In Me Before You, film makers have carefully made sure that the primary, disabled character, Will, has *no* reason to commit suicide other than disability. They’ve made him young, extremely wealthy, good looking, with plenty of family support, in love with the love of his life who also loves him. So, the only possible function of this movie is a *very* direct attack, targeting the disability rights movement and making money off our oppression as a minority group. Yet they seem surprised that we don’t like it.

Wheelchairs seen in public, gasp! Time to put those uppity gimps in their place – again. Time to reinforce the non-disabled horror of disability.

The disability rights movement is wise to how such movies function. Those who make such claptrap can expect vocal opposition, each and every time.

4 thoughts on “Carol Cleigh Sutton: What is the function of movies like Me Before You?

  1. “The only possible explanation for the function of such movies is to oppose the disability rights movement.”
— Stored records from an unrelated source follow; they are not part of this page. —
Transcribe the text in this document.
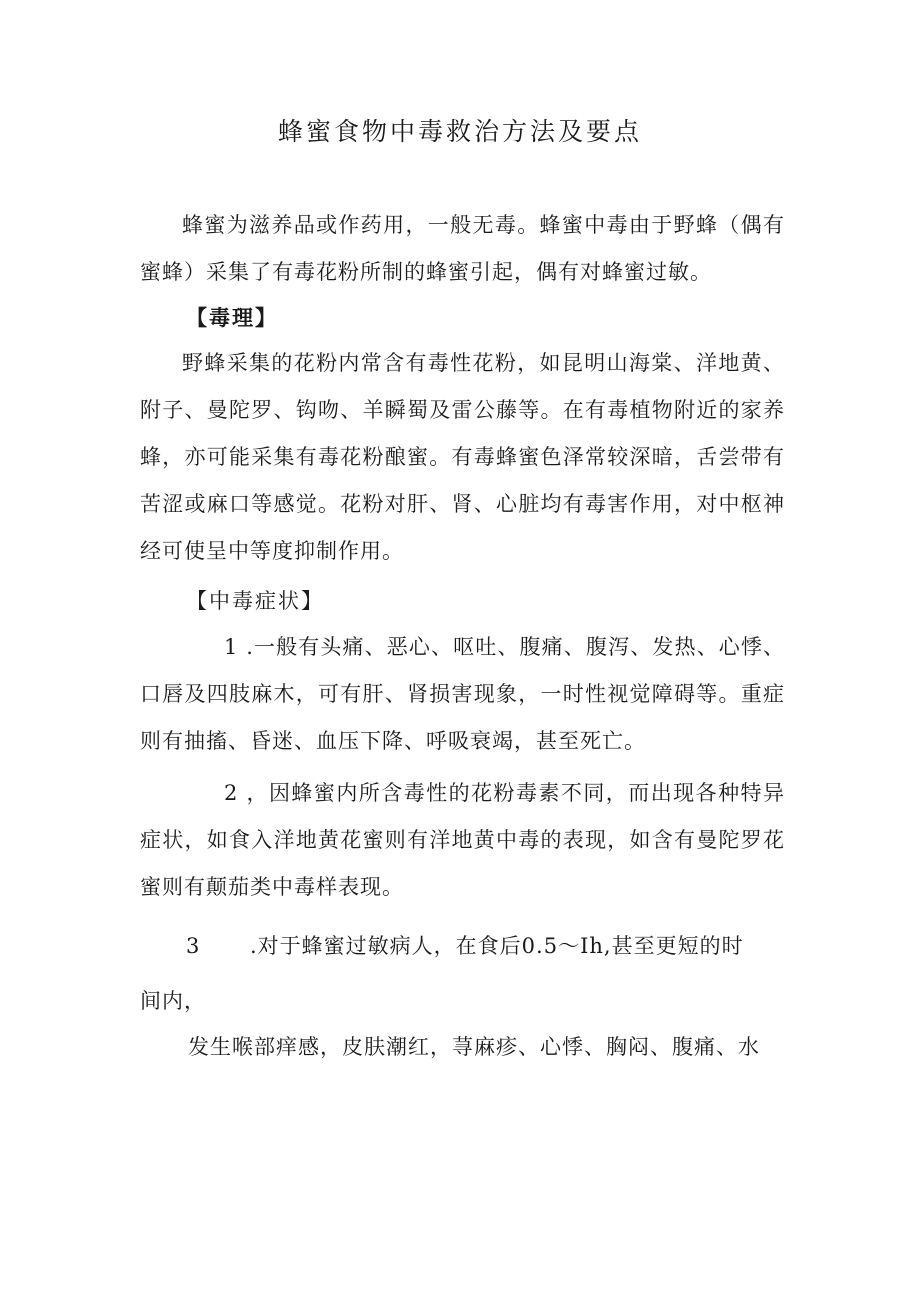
蜂蜜食物中毒救治方法及要点

蜂蜜为滋养品或作药用，一般无毒。蜂蜜中毒由于野蜂（偶有蜜蜂）采集了有毒花粉所制的蜂蜜引起，偶有对蜂蜜过敏。

【毒理】

野蜂采集的花粉内常含有毒性花粉，如昆明山海棠、洋地黄、附子、曼陀罗、钩吻、羊瞬蜀及雷公藤等。在有毒植物附近的家养蜂，亦可能采集有毒花粉酿蜜。有毒蜂蜜色泽常较深暗，舌尝带有苦涩或麻口等感觉。花粉对肝、肾、心脏均有毒害作用，对中枢神经可使呈中等度抑制作用。

【中毒症状】

1 .一般有头痛、恶心、呕吐、腹痛、腹泻、发热、心悸、口唇及四肢麻木，可有肝、肾损害现象，一时性视觉障碍等。重症则有抽搐、昏迷、血压下降、呼吸衰竭，甚至死亡。

2 ，因蜂蜜内所含毒性的花粉毒素不同，而出现各种特异症状，如食入洋地黄花蜜则有洋地黄中毒的表现，如含有曼陀罗花蜜则有颠茄类中毒样表现。

3 .对于蜂蜜过敏病人，在食后0.5～Ih,甚至更短的时

间内，

发生喉部痒感，皮肤潮红，荨麻疹、心悸、胸闷、腹痛、水
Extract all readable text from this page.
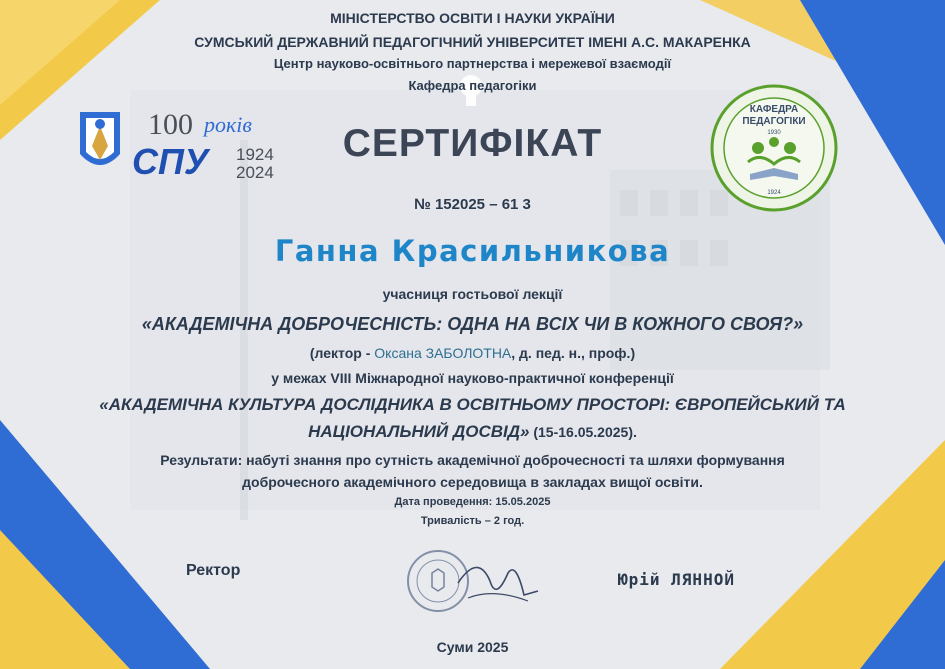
МІНІСТЕРСТВО ОСВІТИ І НАУКИ УКРАЇНИ
СУМСЬКИЙ ДЕРЖАВНИЙ ПЕДАГОГІЧНИЙ УНІВЕРСИТЕТ ІМЕНІ А.С. МАКАРЕНКА
Центр науково-освітнього партнерства і мережевої взаємодії
Кафедра педагогіки
100 років
СПУ 1924
2024
КАФЕДРА
ПЕДАГОГІКИ
1930
1924
СЕРТИФІКАТ
№ 152025 – 61 3
Ганна Красильникова
учасниця гостьової лекції
«АКАДЕМІЧНА ДОБРОЧЕСНІСТЬ: ОДНА НА ВСІХ ЧИ В КОЖНОГО СВОЯ?»
(лектор - Оксана ЗАБОЛОТНА, д. пед. н., проф.)
у межах VIII Міжнародної науково-практичної конференції
«АКАДЕМІЧНА КУЛЬТУРА ДОСЛІДНИКА В ОСВІТНЬОМУ ПРОСТОРІ: ЄВРОПЕЙСЬКИЙ ТА
НАЦІОНАЛЬНИЙ ДОСВІД» (15-16.05.2025).
Результати: набуті знання про сутність академічної доброчесності та шляхи формування
доброчесного академічного середовища в закладах вищої освіти.
Дата проведення: 15.05.2025
Тривалість – 2 год.
Ректор	Юрій ЛЯННОЙ
Суми 2025
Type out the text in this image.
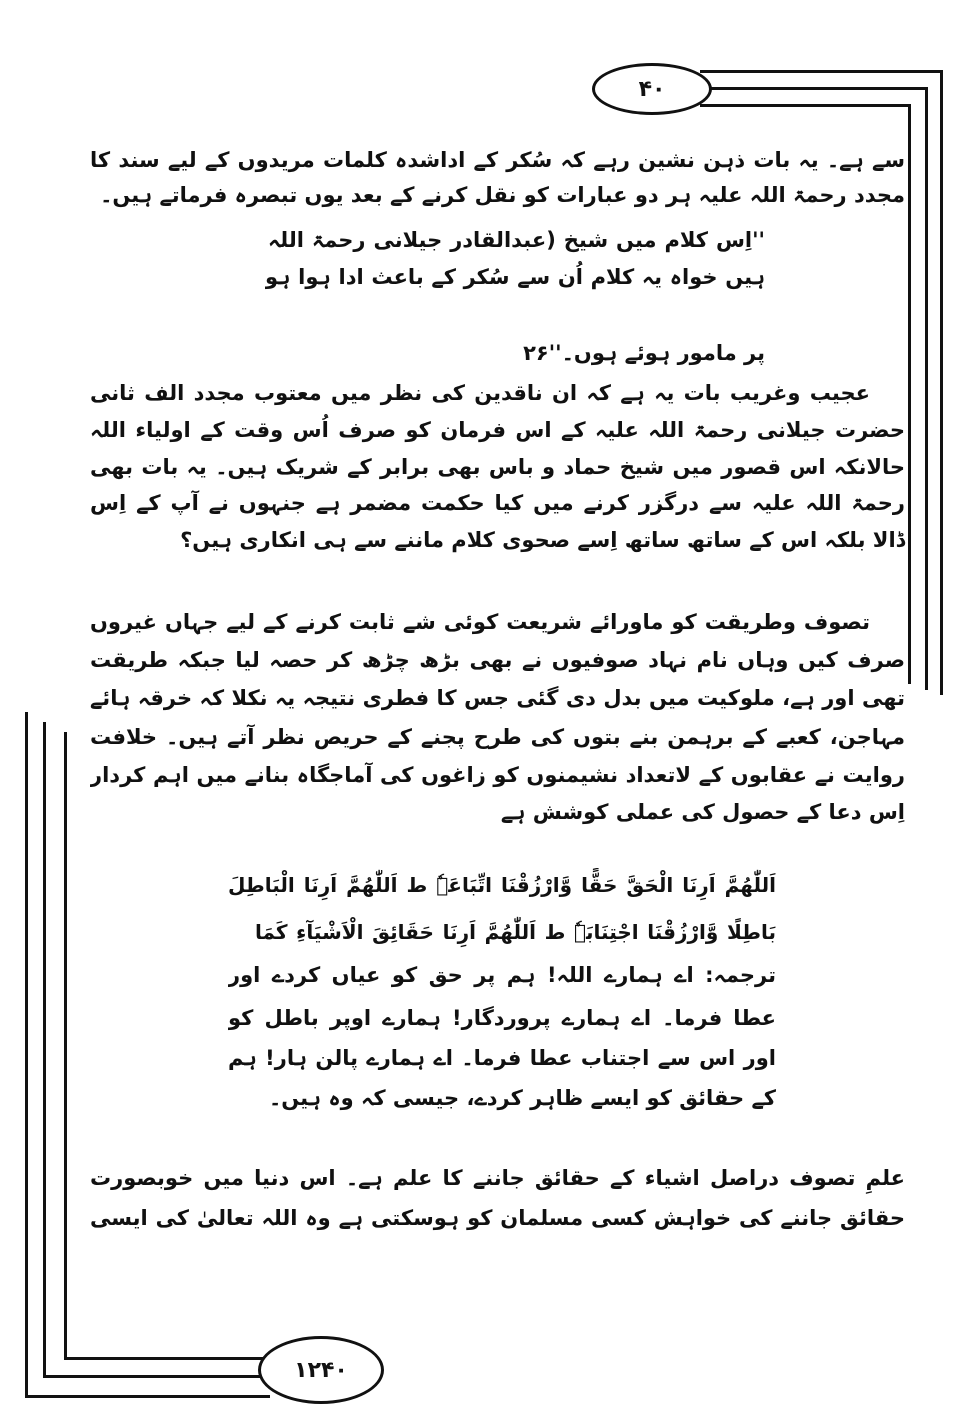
۴۰
۱۲۴۰
سے ہے۔ یہ بات ذہن نشین رہے کہ سُکر کے اداشدہ کلمات مریدوں کے لیے سند کا
مجدد رحمۃ اللہ علیہ ہر دو عبارات کو نقل کرنے کے بعد یوں تبصرہ فرماتے ہیں۔
''اِس کلام میں شیخ (عبدالقادر جیلانی رحمۃ اللہ
ہیں خواہ یہ کلام اُن سے سُکر کے باعث ادا ہوا ہو
پر مامور ہوئے ہوں۔''۲۶
عجیب وغریب بات یہ ہے کہ ان ناقدین کی نظر میں معتوب مجدد الف ثانی
حضرت جیلانی رحمۃ اللہ علیہ کے اس فرمان کو صرف اُس وقت کے اولیاء اللہ
حالانکہ اس قصور میں شیخ حماد و باس بھی برابر کے شریک ہیں۔ یہ بات بھی
رحمۃ اللہ علیہ سے درگزر کرنے میں کیا حکمت مضمر ہے جنہوں نے آپ کے اِس
ڈالا بلکہ اس کے ساتھ ساتھ اِسے صحوی کلام ماننے سے ہی انکاری ہیں؟
تصوف وطریقت کو ماورائے شریعت کوئی شے ثابت کرنے کے لیے جہاں غیروں
صرف کیں وہاں نام نہاد صوفیوں نے بھی بڑھ چڑھ کر حصہ لیا جبکہ طریقت
تھی اور ہے، ملوکیت میں بدل دی گئی جس کا فطری نتیجہ یہ نکلا کہ خرقہ ہائے
مہاجن، کعبے کے برہمن بنے بتوں کی طرح پجنے کے حریص نظر آتے ہیں۔ خلافت
روایت نے عقابوں کے لاتعداد نشیمنوں کو زاغوں کی آماجگاہ بنانے میں اہم کردار
اِس دعا کے حصول کی عملی کوشش ہے
اَللّٰھُمَّ اَرِنَا الْحَقَّ حَقًّا وَّارْزُقْنَا اتِّبَاعَہٗ ط اَللّٰھُمَّ اَرِنَا الْبَاطِلَ
بَاطِلًا وَّارْزُقْنَا اجْتِنَابَہٗ ط اَللّٰھُمَّ اَرِنَا حَقَائِقَ الْاَشْیَآءِ کَمَا
ترجمہ: اے ہمارے اللہ! ہم پر حق کو عیاں کردے اور
عطا فرما۔ اے ہمارے پروردگار! ہمارے اوپر باطل کو
اور اس سے اجتناب عطا فرما۔ اے ہمارے پالن ہار! ہم
کے حقائق کو ایسے ظاہر کردے، جیسی کہ وہ ہیں۔
علمِ تصوف دراصل اشیاء کے حقائق جاننے کا علم ہے۔ اس دنیا میں خوبصورت
حقائق جاننے کی خواہش کسی مسلمان کو ہوسکتی ہے وہ اللہ تعالیٰ کی ایسی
    While most of this discussion is, I think, accurate, I don’t believe people with disabilities factor in ANY way into the motivation of this work (that’s a big part of the problem.) These one-dimensional “wounded males” (sparkly vampires, insulting-as-hell stereotypes of abuse survivors, insulting-as-hell stereotypes of people with disabilities) are just there to be flattering mirrors for the female lead. This story is just one big narcissism festival for (SOME!) women and girls a la Twilight, 50 Shades (<those two are more alike than they are different), ad nauseum. The formula: create a "relationship" that never requires the participants to be around each other long enough to encounter any of daily life's irritations, responsibilities, negotiation sessions or compromises. Just when things might get, you know, annoying, male lead hits his mark and gives the "I'm not the right abuse survivor/vampire/disabled guy for you" speech which gets him efficiently and conveniently out of the way and his stuff out of the bathroom. Include a bunch of events where Mary Sue gets to be the oh-so-loving hero, without ever having to actually risk anything. Make sure you provide details of what Mary Sue is wearing throughout her comfortable, self-serving, safe, "heroic" adventures. Continually tell us how "wonderful" she is. Same shit; different dress…

  2. Thank you. I appreciate most of what you said and well said at that.
    I would only take issue with the motive you project on the makers of the film, i.e.” direct attack, targeting the disability rights movement”. Seems more like a sick, “Titanic” type love story that romanticizes death as if it is a noble act for others and self.
    Thank you for speaking up! May the Lord bless you and your org.